The odd thing about this is that it happened two years ago, in November 20183. So why is Prime Minister Scott Morrison making a mountain out of such a relative molehill by waving his arms and stamping his feet about this? This is because it is a useful distraction from all the other corruption going on during his tenure as PM, which is extensive and structural4.

It is ironic that these Cartier watches have created such a kerfuffle, when the Rolex watches received in 2013 by Stuart Robert, Tony Abbott and Ian Macfarlane from a Chinese billionaire Li Ruipeng which were valued at a vastly greater $250,000, caused barely a ripple.

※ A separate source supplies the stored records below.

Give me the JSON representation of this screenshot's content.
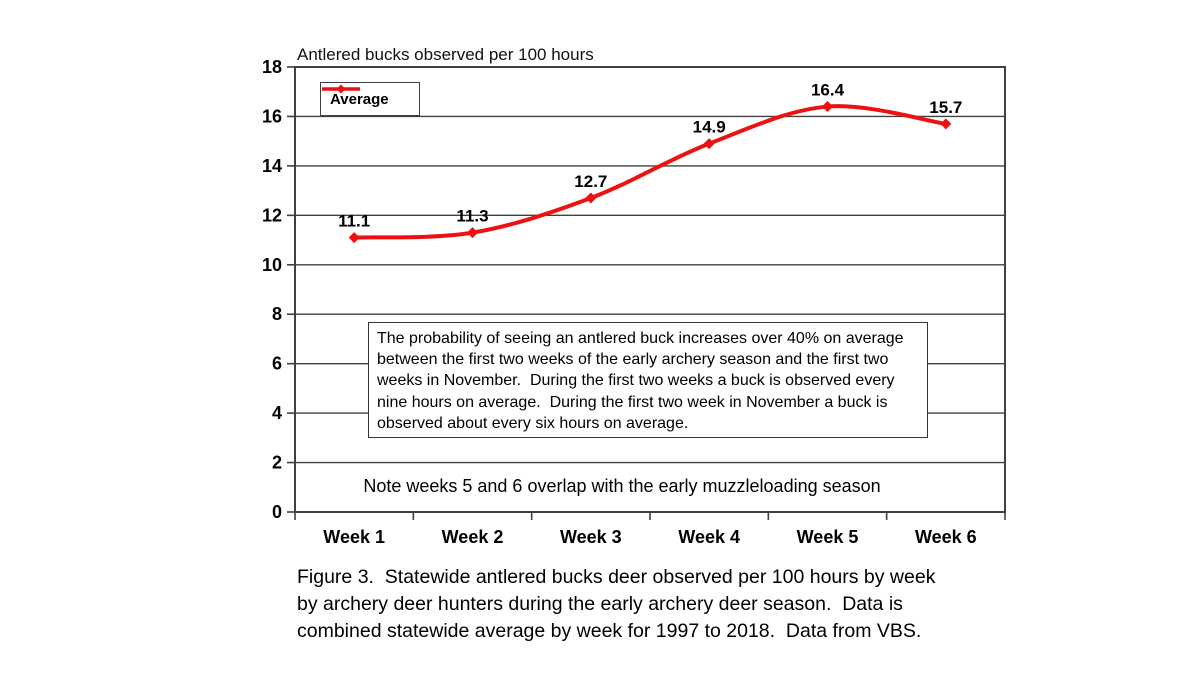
{
  "figure": {
    "title": "Antlered bucks observed per 100 hours",
    "legend_label": "Average",
    "annotation": "The probability of seeing an antlered buck increases over 40% on average\nbetween the first two weeks of the early archery season and the first two\nweeks in November.  During the first two weeks a buck is observed every\nnine hours on average.  During the first two week in November a buck is\nobserved about every six hours on average.",
    "note": "Note weeks 5 and 6 overlap with the early muzzleloading season",
    "caption": "Figure 3.  Statewide antlered bucks deer observed per 100 hours by week\nby archery deer hunters during the early archery deer season.  Data is\ncombined statewide average by week for 1997 to 2018.  Data from VBS."
  },
  "chart_data": {
    "type": "line",
    "title": "Antlered bucks observed per 100 hours",
    "categories": [
      "Week 1",
      "Week 2",
      "Week 3",
      "Week 4",
      "Week 5",
      "Week 6"
    ],
    "series": [
      {
        "name": "Average",
        "values": [
          11.1,
          11.3,
          12.7,
          14.9,
          16.4,
          15.7
        ]
      }
    ],
    "data_labels": [
      "11.1",
      "11.3",
      "12.7",
      "14.9",
      "16.4",
      "15.7"
    ],
    "ylim": [
      0,
      18
    ],
    "yticks": [
      0,
      2,
      4,
      6,
      8,
      10,
      12,
      14,
      16,
      18
    ],
    "grid": true,
    "legend_position": "top-left-inside",
    "marker": "diamond",
    "smooth": true,
    "colors": {
      "series": "#ED1111",
      "axis": "#404040",
      "text": "#000000"
    }
  }
}
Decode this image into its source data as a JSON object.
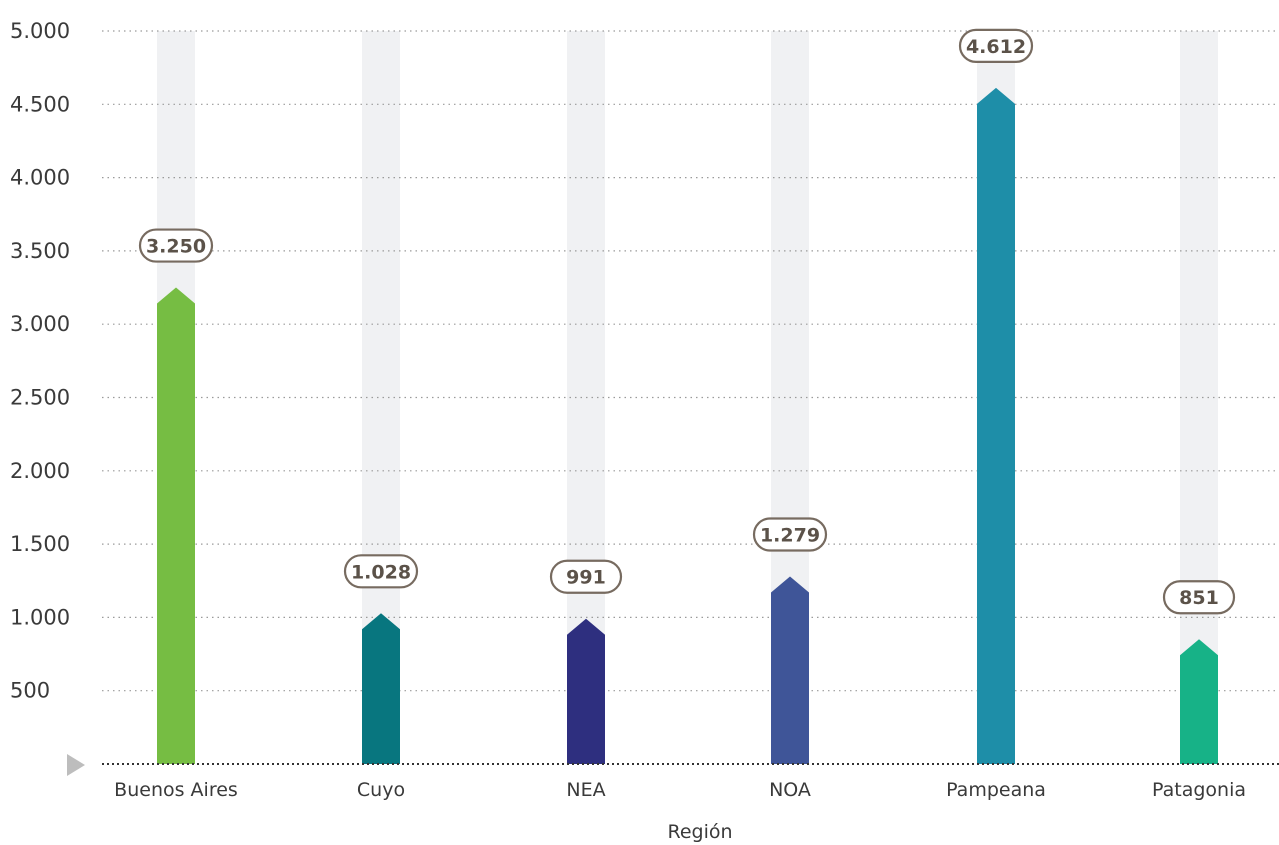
{
  "chart_data": {
    "type": "bar",
    "xlabel": "Región",
    "ylabel": "",
    "categories": [
      "Buenos Aires",
      "Cuyo",
      "NEA",
      "NOA",
      "Pampeana",
      "Patagonia"
    ],
    "values": [
      3250,
      1028,
      991,
      1279,
      4612,
      851
    ],
    "value_labels": [
      "3.250",
      "1.028",
      "991",
      "1.279",
      "4.612",
      "851"
    ],
    "ylim": [
      0,
      5000
    ],
    "yticks": [
      500,
      1000,
      1500,
      2000,
      2500,
      3000,
      3500,
      4000,
      4500,
      5000
    ],
    "ytick_labels": [
      "500",
      "1.000",
      "1.500",
      "2.000",
      "2.500",
      "3.000",
      "3.500",
      "4.000",
      "4.500",
      "5.000"
    ],
    "colors": [
      "#76bd43",
      "#08767f",
      "#2e2f7f",
      "#3f5598",
      "#1e8ea8",
      "#17b287"
    ],
    "track_color": "#f0f1f3",
    "label_border_color": "#776b60",
    "grid": true
  }
}
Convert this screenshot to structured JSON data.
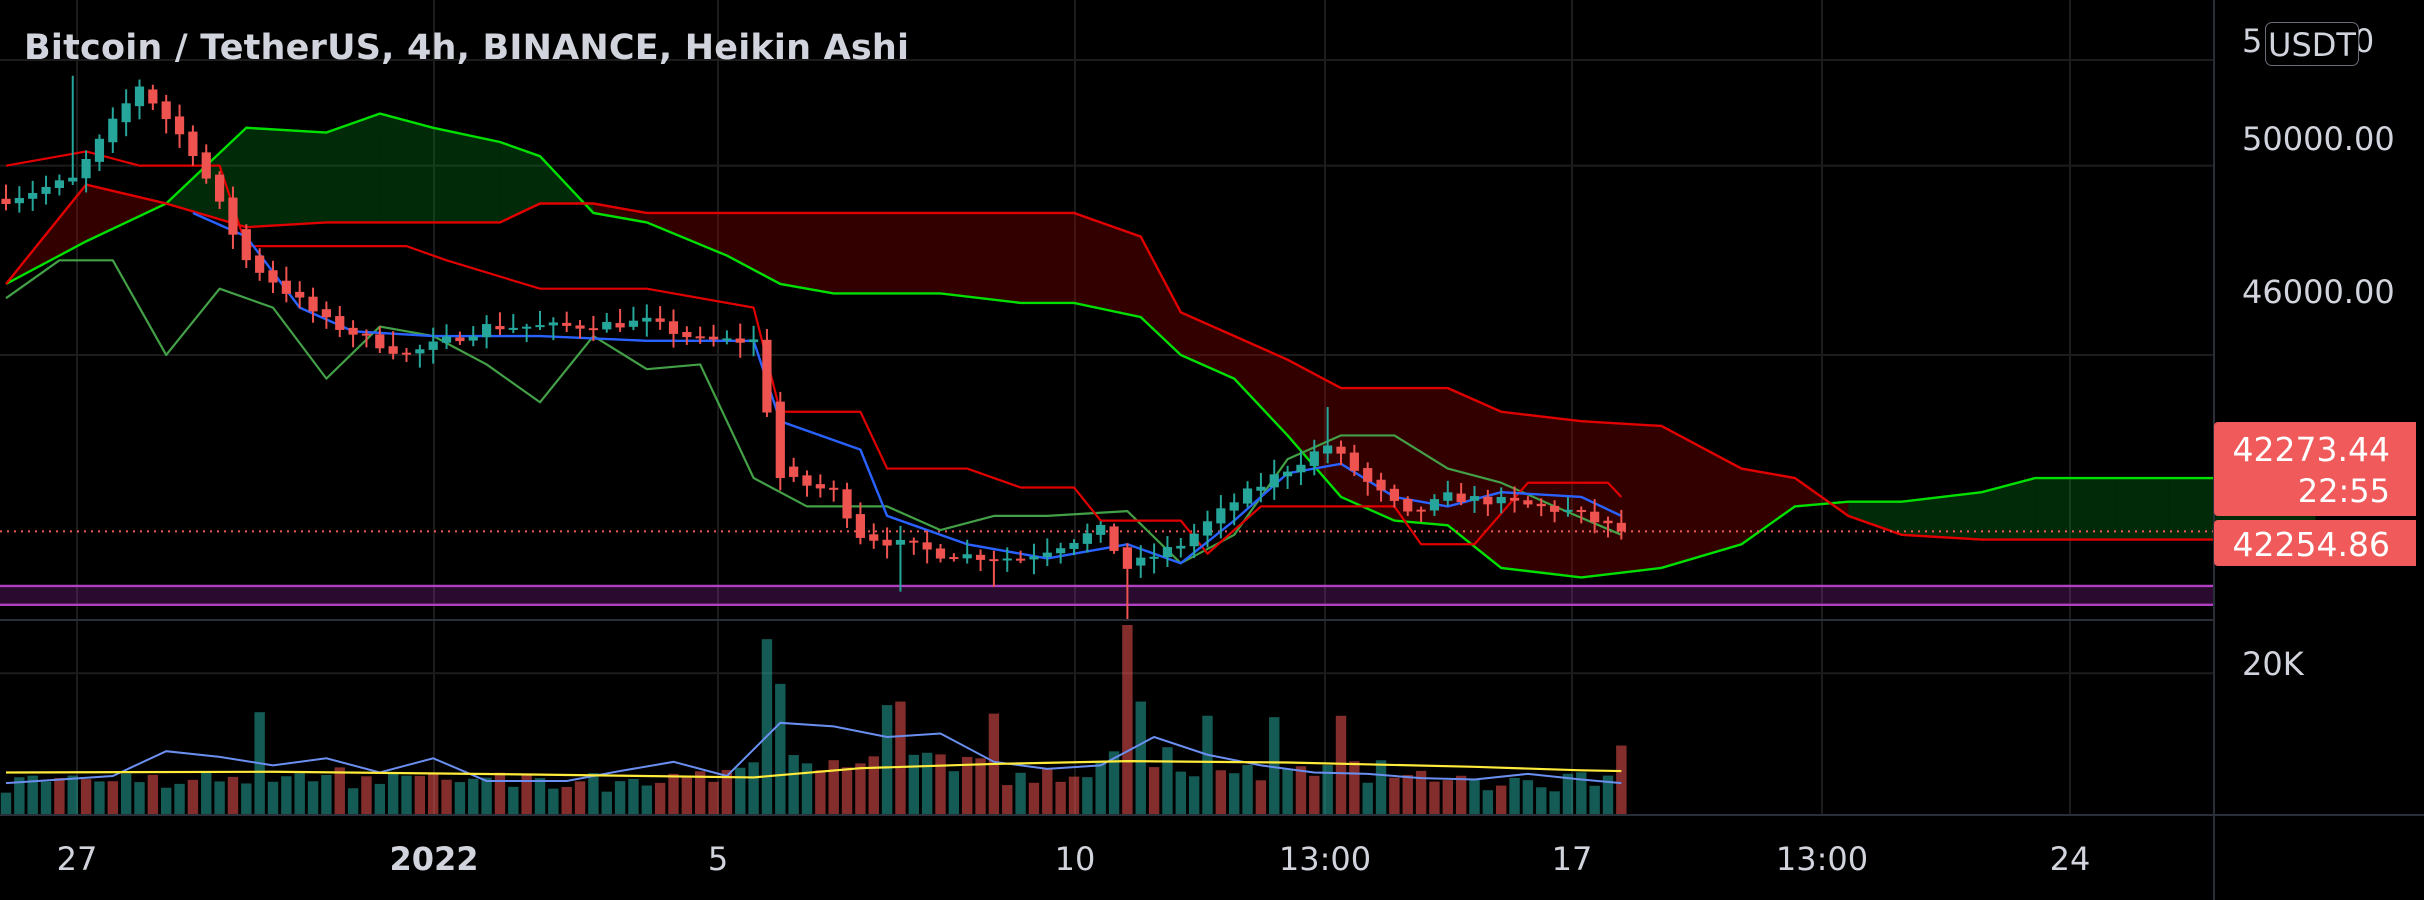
{
  "header": {
    "title": "Bitcoin / TetherUS, 4h, BINANCE, Heikin Ashi",
    "currency": "USDT"
  },
  "colors": {
    "background": "#000000",
    "bull": "#26a69a",
    "bear": "#ef5350",
    "conversion_line": "#2962ff",
    "base_line": "#e00000",
    "lagging_span": "#43a047",
    "leading_span_a": "#00e000",
    "leading_span_b": "#e00000",
    "level_zone": "#b040c0",
    "volume_ma": "#ffeb3b",
    "volume_fast": "#6a8ff0"
  },
  "price_axis": {
    "labels": [
      "50000.00",
      "46000.00"
    ],
    "partial_top_label": "5         0"
  },
  "volume_axis": {
    "label": "20K"
  },
  "last_price": {
    "value": "42273.44",
    "countdown": "22:55"
  },
  "level": {
    "value": "42254.86"
  },
  "time_axis": {
    "labels": [
      {
        "text": "27",
        "bold": false
      },
      {
        "text": "2022",
        "bold": true
      },
      {
        "text": "5",
        "bold": false
      },
      {
        "text": "10",
        "bold": false
      },
      {
        "text": "13:00",
        "bold": false
      },
      {
        "text": "17",
        "bold": false
      },
      {
        "text": "13:00",
        "bold": false
      },
      {
        "text": "24",
        "bold": false
      }
    ]
  },
  "chart_data": {
    "type": "candlestick",
    "title": "Bitcoin / TetherUS, 4h, BINANCE, Heikin Ashi",
    "price_range": [
      40400,
      53500
    ],
    "volume_range": [
      0,
      26800
    ],
    "candle_count": 122,
    "price_anchors": [
      {
        "i": 0,
        "p": 49300
      },
      {
        "i": 5,
        "p": 49700
      },
      {
        "i": 10,
        "p": 51700
      },
      {
        "i": 14,
        "p": 50300
      },
      {
        "i": 18,
        "p": 48000
      },
      {
        "i": 24,
        "p": 46700
      },
      {
        "i": 30,
        "p": 46000
      },
      {
        "i": 36,
        "p": 46600
      },
      {
        "i": 42,
        "p": 46600
      },
      {
        "i": 48,
        "p": 46700
      },
      {
        "i": 52,
        "p": 46300
      },
      {
        "i": 56,
        "p": 46300
      },
      {
        "i": 58,
        "p": 43400
      },
      {
        "i": 62,
        "p": 43100
      },
      {
        "i": 64,
        "p": 42200
      },
      {
        "i": 70,
        "p": 41800
      },
      {
        "i": 76,
        "p": 41700
      },
      {
        "i": 82,
        "p": 42300
      },
      {
        "i": 84,
        "p": 41500
      },
      {
        "i": 88,
        "p": 42000
      },
      {
        "i": 92,
        "p": 42900
      },
      {
        "i": 96,
        "p": 43600
      },
      {
        "i": 99,
        "p": 44100
      },
      {
        "i": 102,
        "p": 43300
      },
      {
        "i": 105,
        "p": 42600
      },
      {
        "i": 108,
        "p": 43000
      },
      {
        "i": 112,
        "p": 42900
      },
      {
        "i": 117,
        "p": 42700
      },
      {
        "i": 121,
        "p": 42270
      }
    ],
    "wick_extremes": [
      {
        "i": 5,
        "high": 51900
      },
      {
        "i": 67,
        "low": 41000
      },
      {
        "i": 74,
        "low": 41100
      },
      {
        "i": 84,
        "low": 40400
      },
      {
        "i": 99,
        "high": 44900
      }
    ],
    "conversion_line": [
      {
        "i": 14,
        "p": 49000
      },
      {
        "i": 18,
        "p": 48500
      },
      {
        "i": 22,
        "p": 47000
      },
      {
        "i": 26,
        "p": 46500
      },
      {
        "i": 32,
        "p": 46400
      },
      {
        "i": 40,
        "p": 46400
      },
      {
        "i": 48,
        "p": 46300
      },
      {
        "i": 56,
        "p": 46300
      },
      {
        "i": 58,
        "p": 44600
      },
      {
        "i": 64,
        "p": 44000
      },
      {
        "i": 66,
        "p": 42600
      },
      {
        "i": 72,
        "p": 42000
      },
      {
        "i": 78,
        "p": 41700
      },
      {
        "i": 84,
        "p": 42000
      },
      {
        "i": 88,
        "p": 41600
      },
      {
        "i": 92,
        "p": 42500
      },
      {
        "i": 96,
        "p": 43500
      },
      {
        "i": 100,
        "p": 43700
      },
      {
        "i": 104,
        "p": 43000
      },
      {
        "i": 108,
        "p": 42800
      },
      {
        "i": 112,
        "p": 43100
      },
      {
        "i": 118,
        "p": 43000
      },
      {
        "i": 121,
        "p": 42600
      }
    ],
    "base_line": [
      {
        "i": 0,
        "p": 50000
      },
      {
        "i": 6,
        "p": 50300
      },
      {
        "i": 10,
        "p": 50000
      },
      {
        "i": 16,
        "p": 50000
      },
      {
        "i": 18,
        "p": 48300
      },
      {
        "i": 24,
        "p": 48300
      },
      {
        "i": 30,
        "p": 48300
      },
      {
        "i": 33,
        "p": 48000
      },
      {
        "i": 40,
        "p": 47400
      },
      {
        "i": 48,
        "p": 47400
      },
      {
        "i": 56,
        "p": 47000
      },
      {
        "i": 58,
        "p": 44800
      },
      {
        "i": 64,
        "p": 44800
      },
      {
        "i": 66,
        "p": 43600
      },
      {
        "i": 72,
        "p": 43600
      },
      {
        "i": 76,
        "p": 43200
      },
      {
        "i": 80,
        "p": 43200
      },
      {
        "i": 82,
        "p": 42500
      },
      {
        "i": 88,
        "p": 42500
      },
      {
        "i": 90,
        "p": 41800
      },
      {
        "i": 94,
        "p": 42800
      },
      {
        "i": 104,
        "p": 42800
      },
      {
        "i": 106,
        "p": 42000
      },
      {
        "i": 110,
        "p": 42000
      },
      {
        "i": 114,
        "p": 43300
      },
      {
        "i": 120,
        "p": 43300
      },
      {
        "i": 121,
        "p": 43000
      }
    ],
    "lagging_span": [
      {
        "i": 0,
        "p": 47200
      },
      {
        "i": 4,
        "p": 48000
      },
      {
        "i": 8,
        "p": 48000
      },
      {
        "i": 12,
        "p": 46000
      },
      {
        "i": 16,
        "p": 47400
      },
      {
        "i": 20,
        "p": 47000
      },
      {
        "i": 24,
        "p": 45500
      },
      {
        "i": 28,
        "p": 46600
      },
      {
        "i": 32,
        "p": 46400
      },
      {
        "i": 36,
        "p": 45800
      },
      {
        "i": 40,
        "p": 45000
      },
      {
        "i": 44,
        "p": 46400
      },
      {
        "i": 48,
        "p": 45700
      },
      {
        "i": 52,
        "p": 45800
      },
      {
        "i": 56,
        "p": 43400
      },
      {
        "i": 60,
        "p": 42800
      },
      {
        "i": 66,
        "p": 42800
      },
      {
        "i": 70,
        "p": 42300
      },
      {
        "i": 74,
        "p": 42600
      },
      {
        "i": 78,
        "p": 42600
      },
      {
        "i": 84,
        "p": 42700
      },
      {
        "i": 88,
        "p": 41600
      },
      {
        "i": 92,
        "p": 42200
      },
      {
        "i": 96,
        "p": 43800
      },
      {
        "i": 100,
        "p": 44300
      },
      {
        "i": 104,
        "p": 44300
      },
      {
        "i": 108,
        "p": 43600
      },
      {
        "i": 112,
        "p": 43300
      },
      {
        "i": 116,
        "p": 42800
      },
      {
        "i": 121,
        "p": 42200
      }
    ],
    "cloud": [
      {
        "i": 0,
        "a": 47500,
        "b": 47500
      },
      {
        "i": 6,
        "a": 48400,
        "b": 49600
      },
      {
        "i": 12,
        "a": 49200,
        "b": 49200
      },
      {
        "i": 18,
        "a": 50800,
        "b": 48700
      },
      {
        "i": 24,
        "a": 50700,
        "b": 48800
      },
      {
        "i": 28,
        "a": 51100,
        "b": 48800
      },
      {
        "i": 32,
        "a": 50800,
        "b": 48800
      },
      {
        "i": 37,
        "a": 50500,
        "b": 48800
      },
      {
        "i": 40,
        "a": 50200,
        "b": 49200
      },
      {
        "i": 44,
        "a": 49000,
        "b": 49200
      },
      {
        "i": 48,
        "a": 48800,
        "b": 49000
      },
      {
        "i": 54,
        "a": 48100,
        "b": 49000
      },
      {
        "i": 58,
        "a": 47500,
        "b": 49000
      },
      {
        "i": 62,
        "a": 47300,
        "b": 49000
      },
      {
        "i": 66,
        "a": 47300,
        "b": 49000
      },
      {
        "i": 70,
        "a": 47300,
        "b": 49000
      },
      {
        "i": 76,
        "a": 47100,
        "b": 49000
      },
      {
        "i": 80,
        "a": 47100,
        "b": 49000
      },
      {
        "i": 85,
        "a": 46800,
        "b": 48500
      },
      {
        "i": 88,
        "a": 46000,
        "b": 46900
      },
      {
        "i": 92,
        "a": 45500,
        "b": 46400
      },
      {
        "i": 96,
        "a": 44300,
        "b": 45900
      },
      {
        "i": 100,
        "a": 43000,
        "b": 45300
      },
      {
        "i": 104,
        "a": 42500,
        "b": 45300
      },
      {
        "i": 108,
        "a": 42400,
        "b": 45300
      },
      {
        "i": 112,
        "a": 41500,
        "b": 44800
      },
      {
        "i": 118,
        "a": 41300,
        "b": 44600
      },
      {
        "i": 124,
        "a": 41500,
        "b": 44500
      },
      {
        "i": 130,
        "a": 42000,
        "b": 43600
      },
      {
        "i": 134,
        "a": 42800,
        "b": 43400
      },
      {
        "i": 138,
        "a": 42900,
        "b": 42600
      },
      {
        "i": 142,
        "a": 42900,
        "b": 42200
      },
      {
        "i": 148,
        "a": 43100,
        "b": 42100
      },
      {
        "i": 152,
        "a": 43400,
        "b": 42100
      },
      {
        "i": 158,
        "a": 43400,
        "b": 42100
      },
      {
        "i": 162,
        "a": 43400,
        "b": 42100
      },
      {
        "i": 166,
        "a": 43400,
        "b": 42100
      },
      {
        "i": 170,
        "a": 43300,
        "b": 42100
      },
      {
        "i": 173,
        "a": 43100,
        "b": 42100
      }
    ],
    "level_zone": {
      "top": 41120,
      "bottom": 40720
    },
    "volume_anchors": [
      {
        "i": 0,
        "v": 4500
      },
      {
        "i": 8,
        "v": 4200
      },
      {
        "i": 12,
        "v": 5500
      },
      {
        "i": 16,
        "v": 5000
      },
      {
        "i": 22,
        "v": 6000
      },
      {
        "i": 26,
        "v": 5000
      },
      {
        "i": 30,
        "v": 4800
      },
      {
        "i": 34,
        "v": 5200
      },
      {
        "i": 40,
        "v": 4500
      },
      {
        "i": 46,
        "v": 4600
      },
      {
        "i": 50,
        "v": 4500
      },
      {
        "i": 54,
        "v": 5000
      },
      {
        "i": 57,
        "v": 11000
      },
      {
        "i": 60,
        "v": 9000
      },
      {
        "i": 64,
        "v": 8000
      },
      {
        "i": 68,
        "v": 8500
      },
      {
        "i": 72,
        "v": 7000
      },
      {
        "i": 76,
        "v": 5500
      },
      {
        "i": 80,
        "v": 6500
      },
      {
        "i": 84,
        "v": 9500
      },
      {
        "i": 88,
        "v": 7000
      },
      {
        "i": 92,
        "v": 6000
      },
      {
        "i": 96,
        "v": 5500
      },
      {
        "i": 100,
        "v": 6500
      },
      {
        "i": 104,
        "v": 5800
      },
      {
        "i": 108,
        "v": 5200
      },
      {
        "i": 112,
        "v": 4800
      },
      {
        "i": 116,
        "v": 4500
      },
      {
        "i": 121,
        "v": 6000
      }
    ],
    "volume_spikes": [
      {
        "i": 19,
        "v": 14500
      },
      {
        "i": 57,
        "v": 24800
      },
      {
        "i": 58,
        "v": 18500
      },
      {
        "i": 66,
        "v": 15500
      },
      {
        "i": 67,
        "v": 16000
      },
      {
        "i": 74,
        "v": 14300
      },
      {
        "i": 84,
        "v": 26800
      },
      {
        "i": 85,
        "v": 16000
      },
      {
        "i": 90,
        "v": 14000
      },
      {
        "i": 95,
        "v": 13800
      },
      {
        "i": 100,
        "v": 14000
      },
      {
        "i": 121,
        "v": 9800
      }
    ],
    "volume_ma": [
      {
        "i": 0,
        "v": 6000
      },
      {
        "i": 20,
        "v": 6100
      },
      {
        "i": 40,
        "v": 5700
      },
      {
        "i": 56,
        "v": 5300
      },
      {
        "i": 64,
        "v": 6600
      },
      {
        "i": 74,
        "v": 7200
      },
      {
        "i": 84,
        "v": 7600
      },
      {
        "i": 96,
        "v": 7400
      },
      {
        "i": 110,
        "v": 6800
      },
      {
        "i": 118,
        "v": 6300
      },
      {
        "i": 121,
        "v": 6200
      }
    ],
    "volume_fast": [
      {
        "i": 0,
        "v": 4500
      },
      {
        "i": 8,
        "v": 5500
      },
      {
        "i": 12,
        "v": 9000
      },
      {
        "i": 16,
        "v": 8200
      },
      {
        "i": 20,
        "v": 7000
      },
      {
        "i": 24,
        "v": 8000
      },
      {
        "i": 28,
        "v": 6000
      },
      {
        "i": 32,
        "v": 8000
      },
      {
        "i": 36,
        "v": 4800
      },
      {
        "i": 42,
        "v": 4800
      },
      {
        "i": 46,
        "v": 6200
      },
      {
        "i": 50,
        "v": 7500
      },
      {
        "i": 54,
        "v": 5500
      },
      {
        "i": 58,
        "v": 13000
      },
      {
        "i": 62,
        "v": 12500
      },
      {
        "i": 66,
        "v": 11000
      },
      {
        "i": 70,
        "v": 11500
      },
      {
        "i": 74,
        "v": 7500
      },
      {
        "i": 78,
        "v": 6500
      },
      {
        "i": 82,
        "v": 7000
      },
      {
        "i": 86,
        "v": 11000
      },
      {
        "i": 90,
        "v": 8500
      },
      {
        "i": 94,
        "v": 7000
      },
      {
        "i": 98,
        "v": 6000
      },
      {
        "i": 102,
        "v": 5800
      },
      {
        "i": 106,
        "v": 5200
      },
      {
        "i": 110,
        "v": 5000
      },
      {
        "i": 114,
        "v": 5800
      },
      {
        "i": 118,
        "v": 5000
      },
      {
        "i": 121,
        "v": 4500
      }
    ]
  }
}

*Apologies to George Orwell

Sources

  1. https://www.abc.net.au/news/2020-10-24/australia-post-cartier-watches-controversy-cultural-problems/12807110
  2. https://thenewdaily.com.au/news/2020/10/26/michael-pascoe-jumping-the-shark-watches/
  3. https://www.sbs.com.au/news/australia-post-reveals-the-cartier-watches-bought-for-executives-actually-cost-almost-20-000
  4. http://www.blotreport.com/2020/09/23/corruption-galore-5/
  5. http://www.blotreport.com/2020/07/01/corruption-galore-3/

7 Comments

  • Jon says:

    While I applaud their actions wrt Holgate and the outrageous abuse of public funds in ASIC, these are just more examples which highlight the hypocrisy of Morrison and his conservative and country hick parliamentary colleagues. There is one set of standards for his Ministers and mates and another entirely for particular – only particular – public officials. While doling out largesse to Murdoch and others (discussed elsewhere on Blot) he and his mates have been quietly cutting back funding to the ABC and Audit Office: https://www.smh.com.au/politics/federal/audit-office-funding-slashed-renewing-calls-for-integrity-commission-20201026-p568q5.html
    The mantra is obvious – if you can’t control an organisation’s outputs then you can limit their effectiveness and ability to expose financial malpractice and corruption by cutting their funding.

    • admin says:

      Jon,
      As has been said elsewhere, if it had been a bonus in dollars rather than snazzy watches, nobody would have blinked an eye. This is just opportunism from Morrison to suck the unthinking punters as well as the gullible tossers in the media, that he is outraged at a waste of taxpayers’ money. The fact that this is the most corrupt bunch of scabrous charlatans ever to occupy parliament house, doesn’t seem to make an impression on many people.

  • Jon says:

    Holgate has form – asking low paid employees to work for nothing AND use their own cars to make deliveries, but her biggest mistake is her ignorance of the entity she manages. “I have not used taxpayers’ money. We’re a commercial organisation” she said during Senate Estimate questioning. The fact that she didn’t know the funds she used (and all money in and out of AP) were in fact “taxpayers funds” is astonishing. Ignorance is bliss. Some numpties actually supported her on that very basis in SMH comments.

    Quite frankly the whole AP board should be given notice. As Uhlmann pointed out today in the SMH:
    “Australia Post has a long and sorry history when it comes to the salaries it lavishes on its executives. Its last chief executive, Ahmed Fahour, had his remuneration doubled by the board in his time at the helm and walked away with a $10.8 million payout. And this is the organisation that spent $2.5 million on hospitality for the London Olympics.”